“Ah!” The learn’d Astronomer said,
“Whitman wasn’t nice to my kind.”
“Maybe.” I said, “But how do you find
the ideas that sprang from his mind?”
“Well, of that one poem,” the Astronomer said,
“of a captain and his ship; that one was not of his favorites.
But, I sure liked it.”
“Yes. A rebel, was he; for he wanted to see
poetry free; at least, from meter and rhyme;
and as well, of course, the classical line.
From the model of writing, he sought something new –
The Captain, a flashback of pall.
Abe Lincoln, he’s citing; but, in mourning withdrew
unto feelings of saddness and wrote it withal.
And Walt wouldn’t like the way that I write;
for I rhyme and follow some structure.”
I’d finished my yapping and looked to the fellow,
and realised my yap had been boring.
For the Learn’d Astronomer had dozed and was napping!
Falling short of some snoring, the silence bestirred him,
and he jumped to awake with a jolt,
as if some volt from a bolt of lightning hit him.
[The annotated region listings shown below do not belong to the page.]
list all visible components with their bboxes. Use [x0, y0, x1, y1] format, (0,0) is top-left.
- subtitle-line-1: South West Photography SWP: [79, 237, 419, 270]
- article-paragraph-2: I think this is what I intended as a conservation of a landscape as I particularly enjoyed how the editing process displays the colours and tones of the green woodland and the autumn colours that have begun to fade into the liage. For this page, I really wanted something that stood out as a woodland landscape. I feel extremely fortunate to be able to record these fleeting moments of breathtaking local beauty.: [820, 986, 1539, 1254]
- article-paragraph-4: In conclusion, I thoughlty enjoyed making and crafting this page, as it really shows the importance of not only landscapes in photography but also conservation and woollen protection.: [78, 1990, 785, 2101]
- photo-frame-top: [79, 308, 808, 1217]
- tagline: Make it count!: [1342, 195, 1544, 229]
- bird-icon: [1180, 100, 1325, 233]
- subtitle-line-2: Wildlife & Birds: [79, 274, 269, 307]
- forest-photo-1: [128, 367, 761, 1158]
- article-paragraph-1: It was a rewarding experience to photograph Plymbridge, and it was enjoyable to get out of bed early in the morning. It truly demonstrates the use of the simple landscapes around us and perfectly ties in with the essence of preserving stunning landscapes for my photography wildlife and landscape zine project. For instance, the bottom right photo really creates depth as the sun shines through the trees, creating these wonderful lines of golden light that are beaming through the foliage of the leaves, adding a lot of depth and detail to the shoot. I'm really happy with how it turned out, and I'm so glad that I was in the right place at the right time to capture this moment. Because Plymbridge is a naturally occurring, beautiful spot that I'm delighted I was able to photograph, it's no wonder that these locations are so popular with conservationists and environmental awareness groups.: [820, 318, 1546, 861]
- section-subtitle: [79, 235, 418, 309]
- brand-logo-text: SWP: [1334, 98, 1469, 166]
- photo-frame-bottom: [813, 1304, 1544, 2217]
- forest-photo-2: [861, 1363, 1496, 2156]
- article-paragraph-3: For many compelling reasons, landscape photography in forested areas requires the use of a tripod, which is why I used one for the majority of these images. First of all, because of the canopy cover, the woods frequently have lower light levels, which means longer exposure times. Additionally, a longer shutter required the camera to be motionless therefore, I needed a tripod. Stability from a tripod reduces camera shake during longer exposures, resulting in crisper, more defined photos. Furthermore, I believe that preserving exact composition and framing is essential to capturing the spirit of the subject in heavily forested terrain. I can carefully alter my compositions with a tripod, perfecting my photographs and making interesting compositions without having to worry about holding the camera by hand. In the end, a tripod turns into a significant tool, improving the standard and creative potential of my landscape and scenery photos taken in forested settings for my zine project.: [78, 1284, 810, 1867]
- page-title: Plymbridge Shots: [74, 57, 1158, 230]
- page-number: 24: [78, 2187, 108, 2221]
“Oh, yes. And as I was saying….he doesn’t like my kind.”
“Yes,” I said. “Right.”
And left, and straight back to forward, to find myself right out of doors.
It was into the night air I poured.
‘And from time to time,
Looked up in perfect silence at the stars.’
Oh teacher, my teacher! of teachers, the best.
When I heard the Learn’d Astronomer speak
it struck me like lightning all his ignoring
and to sleep! with great ease, without snoring!